NLP states that it is possible to change a person’s behaviours by first getting them to access that behaviour, understanding what triggers it, and then replacing it with something better. OK, well it’s fairly well known that habits and behaviours are run automatically in the unconscious mind, people can communicate directly with this and suggest changes, but it is a lot easier if someone else bypasses your stubborn conscious mind. This has been effective for me, it may not be effective for others, and that’s ok. In NLP there are claims that the responsibility for change is always with the client, but when would this not be true in anything else.

With regards to achieving goals and desired outcomes, it once again is common sense that you will never achieve anything if you do not know where you’re going.

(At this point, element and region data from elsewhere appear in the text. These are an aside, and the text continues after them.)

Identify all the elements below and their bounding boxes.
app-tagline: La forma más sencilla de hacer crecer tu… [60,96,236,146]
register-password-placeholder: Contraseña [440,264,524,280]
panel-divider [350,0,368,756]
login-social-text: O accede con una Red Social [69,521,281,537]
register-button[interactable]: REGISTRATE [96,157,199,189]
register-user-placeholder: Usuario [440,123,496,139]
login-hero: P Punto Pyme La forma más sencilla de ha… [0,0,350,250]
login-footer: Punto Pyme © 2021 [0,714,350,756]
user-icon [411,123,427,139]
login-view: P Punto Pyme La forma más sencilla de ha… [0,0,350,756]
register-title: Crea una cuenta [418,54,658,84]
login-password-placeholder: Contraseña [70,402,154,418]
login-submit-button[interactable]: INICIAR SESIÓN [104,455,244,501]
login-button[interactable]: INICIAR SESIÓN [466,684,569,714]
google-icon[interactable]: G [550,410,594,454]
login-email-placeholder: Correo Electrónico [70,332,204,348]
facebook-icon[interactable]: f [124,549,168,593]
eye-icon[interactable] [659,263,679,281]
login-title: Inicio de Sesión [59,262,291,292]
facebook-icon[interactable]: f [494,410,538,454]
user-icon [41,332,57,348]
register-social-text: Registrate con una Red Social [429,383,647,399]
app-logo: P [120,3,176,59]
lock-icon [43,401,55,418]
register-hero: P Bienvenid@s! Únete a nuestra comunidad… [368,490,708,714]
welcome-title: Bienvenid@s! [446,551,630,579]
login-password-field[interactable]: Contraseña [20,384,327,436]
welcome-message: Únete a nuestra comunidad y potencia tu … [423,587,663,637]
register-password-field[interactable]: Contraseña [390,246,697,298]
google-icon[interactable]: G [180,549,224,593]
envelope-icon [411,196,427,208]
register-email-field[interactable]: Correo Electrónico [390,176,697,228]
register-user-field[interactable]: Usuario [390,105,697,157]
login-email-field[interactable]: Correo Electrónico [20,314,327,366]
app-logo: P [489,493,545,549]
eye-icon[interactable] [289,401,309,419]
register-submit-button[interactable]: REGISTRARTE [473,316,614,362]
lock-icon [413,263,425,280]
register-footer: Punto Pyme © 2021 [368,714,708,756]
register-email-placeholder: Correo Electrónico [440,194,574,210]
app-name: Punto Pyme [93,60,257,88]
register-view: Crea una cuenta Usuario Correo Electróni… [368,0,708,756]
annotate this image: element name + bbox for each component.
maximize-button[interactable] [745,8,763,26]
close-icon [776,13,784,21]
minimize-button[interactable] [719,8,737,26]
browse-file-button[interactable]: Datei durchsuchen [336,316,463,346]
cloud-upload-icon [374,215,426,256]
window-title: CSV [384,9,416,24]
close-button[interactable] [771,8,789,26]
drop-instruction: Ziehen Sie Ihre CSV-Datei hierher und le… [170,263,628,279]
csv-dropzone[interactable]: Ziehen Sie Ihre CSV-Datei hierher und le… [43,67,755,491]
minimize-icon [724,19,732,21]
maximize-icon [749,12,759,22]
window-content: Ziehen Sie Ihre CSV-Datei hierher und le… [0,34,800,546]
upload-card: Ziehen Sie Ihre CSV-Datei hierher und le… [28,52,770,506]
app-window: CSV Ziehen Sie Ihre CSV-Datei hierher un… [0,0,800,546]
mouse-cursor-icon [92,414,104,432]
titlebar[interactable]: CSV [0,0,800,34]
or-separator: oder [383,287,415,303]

NLP focuses a person on firstly identifying what it is that they want, and then secondly, identifying the milestones that will lead them there. People have the necessary resources within but they sometimes need to be shown where they are. Everyone can identify with a situation where the answer was obvious but talking to a friend perhaps unlocked it, well this is just a scaled up version.

Positive belief is a self-fulfilling prophecy. If you believe that you can do something then you will usually achieve it, if you don’t then you probably won’t.

Emotions can affect your behaviours, (ooh, the mind-body connection enters the debate) and we can’t argue with the fact that they do.

Claims that you can change your future, can work for some people because they want it to work, but when they look back in hindsight it will be because they achieved every goal on the way there. Dreams don’t just appear when you wake up in the morning, you have to put energy in. Mind Body claims are often shaky because of the scientific territory that it is trying to invade, it may well prove to be more substantial in the future but for the time being these claims are often anecdotal at best.

So, being cynical is good, as it helps us question what we are doing and makes us challenge the validity of it, but comparisons, and therefore winners and losers, I personally don’t think offers any value- unless, of course, someone is an expert in everything.